HABER MERKEZİ
Siyasal-toplumsal hareketler özgürlük, eşitlik, adalet, toplumsal refahın olmayışı ve siyasal yozlaşmalara alternatif olma iddiasıyla doğar ve iktidara yönelirler. AKP hükümeti de tam böyle bir ortamdan doğarak 17 yıllık iktidarının sonunda ülkeyi getirdiği nokta, Türkiye’de zaten hiç kurumsallaşamamış demokrasinin tabutuna son çivinin de çakılması halidir.
Demokrasi adına çalışabilecek Parlamento’nun yetkilerinin KHK’lerle tek adam tarafından esir alındığı, Anayasa’nın yok sayılarak yargının teslim alındığı, sivil toplum adına hareket edebilecek kurumların kriminalize edilerek tutuklama furyalarına maruz kaldığı, Kürt sorununda 2013‘de oluşan bahar havasının dağıtılarak uygulamaya koyulan ‘vahşet planları’ ile AKP-MHP iktidarı tam bir çıldırmışlık halini yaşıyor ve bütün topluma yaşatıyor.
Tarihte örneklerine sıkça rastlanan bu ceberut yönetimlerin sonlarının ne olabileceğini çok yakın tarihteki Tunus, Mısır, Libya örneklerinden görebiliriz elbette. Dünyada terörizmin finansmanı olarak anılan, Kürdistan’da açıkça savaş suçları işlemiş, Suriye topraklarında işgalci konumunda olan bir hükümetin son demlerini yaşadığı aşikardır. Ancak faşizmin sadece seçimlerle yenilgiye uğratılmasını beklemek ham hayal olur.
Gelelim bu ahvalde yaşanan 31 Mart yerel seçimlerine ve sonuçlarına.
AKP-MHP bloğunun arkasına aldığı medya gücü, seferber edilen iktidar ve zor aygıtları, bütün devlet kurumları, maddi olanakları yanında. ‘Beka sorunu’, ‘zillet ittifakı’, kayyım ve hapishane tehditleri, iftiralara maruz kalan muhalefet adayları, su faturalarının militanlar tarafından getirileceği gibi absürt söylemler eşliğinde 31 Mart günü geldi çattı.
31 Mart akşamı görüldüki;
1- AKP-MHP koalisyonunun stratejisi ve söylemleri boşa çıkmıştır.

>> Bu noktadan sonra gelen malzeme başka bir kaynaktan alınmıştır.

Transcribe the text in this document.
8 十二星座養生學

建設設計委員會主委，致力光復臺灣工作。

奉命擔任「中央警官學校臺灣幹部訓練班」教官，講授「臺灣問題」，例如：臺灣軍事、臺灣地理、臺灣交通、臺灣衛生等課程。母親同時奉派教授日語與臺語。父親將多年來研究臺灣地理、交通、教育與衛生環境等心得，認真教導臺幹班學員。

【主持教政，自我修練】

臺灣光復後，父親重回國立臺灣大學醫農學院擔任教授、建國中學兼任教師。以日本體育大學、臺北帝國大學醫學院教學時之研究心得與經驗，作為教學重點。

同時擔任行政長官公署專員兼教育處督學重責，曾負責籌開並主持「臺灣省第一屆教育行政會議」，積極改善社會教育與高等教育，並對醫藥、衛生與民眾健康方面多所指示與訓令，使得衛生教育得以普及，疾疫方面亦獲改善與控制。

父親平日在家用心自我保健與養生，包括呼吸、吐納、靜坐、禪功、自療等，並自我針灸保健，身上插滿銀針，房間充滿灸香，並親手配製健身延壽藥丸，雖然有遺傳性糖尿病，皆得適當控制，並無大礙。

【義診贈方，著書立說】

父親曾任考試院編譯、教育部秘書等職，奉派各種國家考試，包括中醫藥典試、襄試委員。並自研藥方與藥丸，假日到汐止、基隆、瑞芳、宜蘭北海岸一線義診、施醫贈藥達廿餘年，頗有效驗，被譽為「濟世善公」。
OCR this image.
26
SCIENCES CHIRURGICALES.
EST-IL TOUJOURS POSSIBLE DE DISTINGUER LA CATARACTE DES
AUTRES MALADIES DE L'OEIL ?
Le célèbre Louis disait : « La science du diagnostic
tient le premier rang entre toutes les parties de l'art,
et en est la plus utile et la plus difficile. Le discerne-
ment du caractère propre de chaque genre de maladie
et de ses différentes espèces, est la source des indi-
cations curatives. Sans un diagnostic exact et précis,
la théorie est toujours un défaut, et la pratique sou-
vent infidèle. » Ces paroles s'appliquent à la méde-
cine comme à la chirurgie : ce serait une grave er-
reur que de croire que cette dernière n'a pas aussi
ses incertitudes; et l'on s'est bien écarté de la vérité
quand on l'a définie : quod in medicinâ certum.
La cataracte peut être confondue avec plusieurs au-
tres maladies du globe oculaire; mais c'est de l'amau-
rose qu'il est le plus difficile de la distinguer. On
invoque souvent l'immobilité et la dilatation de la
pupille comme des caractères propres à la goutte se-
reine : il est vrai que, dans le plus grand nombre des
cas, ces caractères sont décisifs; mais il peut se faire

2- Bütün bu tehdit ve baskılara rağmen Halk iradesini ortaya koymuş ve değişim istemektedir.
3- HDP ve Kürt halkı seçimin belirleyicisi olmuş ve “Türkiye’de HDP’yi hesaba katmadan siyaset yapılamayacağı” bir kez daha kanıtlanmıştır.
Kürdistan’da seçmen kaydırmalarla, görülmemiş ordu ve kolluk gücü baskısıyla Dersim, Ağrı, Bitlis ve Şırnak’da halkın iradesinin sandığın sonucunu belirlemesi engellenmiştir evet fakat Kürt seçmen HDP stratejisi ile İstanbul, Ankara, Antalya, Ardahan, Adana, Mersin gibi illeri AKP-MHP bloğuna kaybettirerek faşizmin kolunu kesmiştir. Biliyorsunuz İBB üzerindeki tartışmalar ve AKP itirazları hatta seçimin iptaline dönük söylemler gündemdedir, yine Ankara’da Mansur Yavaş’ı rahat bırakmayacakları görülmektedir.
Peki AKP-MHP ortaklığı bu gerilim politikaları ile nereye kadar gider, belediyeleri teslim eder mi – etmez mi? Sorularına birde seçimden öncede konuşulan ‘MİLLİ HÜKÜMET’ iddiası üzerinden bakalım.
Yabana atılır bir iddia değil zira faşist blok açısından iki temel seçenek masada duruyor.
1- Seçimleri yok sayma pahasına Suriye’de içine düştüğü durumuda kullanarak ülkeyi kendi bekası adına büyük bir savaşa sokma, ki bu yıkım olur.
2- ‘Milli hükümet’ adıyla diğer siyasi partilere bakanlıklar da vererek bilinen konular etrafında birleşmek.
Bunun işaretleri de yok değil
– Perinçekgillerden gelen ‘milli hükümet’te görev almaya hazırız.’
– Akşener cephesinden gelen ‘Ülke yararına atacağın her adımı destekleriz’ söylemleri bu iddiayı güçlendirmektedir.
– Peki CHP bunun neresinde duruyor?
– Teslim edilmeyen belediyeler CHP’nin bu ‘milli hükümet’ içindeki yeri ile ilgili pazarlık konusu mu yapılmaktadır? Kılıçdaroğlu yönetimi böyle bir siyasi gelişme karşısında demokrasi cephesinde yer alabilecek cesareti gösterir mi?
– Bilinmez ancak bu sorular CHP içindeki gerçek muhalefetin gündemi olmalıdır. Zira bu aşamada yapılacak tercih Türkiyelilik kavramından geriye ne kalacağını belirleyebilir.
– Peki nedir bu ‘milli hükümet’, kimleri içermektedir? Diye soracak olursak Cumhuriyettin kuruluşundan bu yana milli görülmeyen unsurlara bakmamız yetecektir.
– HDP stratejisi CHP’nin eleştirilmesi gereken duruşuna rağmen halkın desteği ile faşizmi sarstı ancak başta da söylediğimiz gibi faşizm seçimlerle darbelenebilir ama yıkmak için yetmez. 7 Haziran’a çok benzeyen bu süreçten çıkacak yeni faşist dalgaya geniş bir toplumsal muhalefet direniş bloğu ve yeni stratejik hamlelerle son vermek sonraki seçime ertelenemez.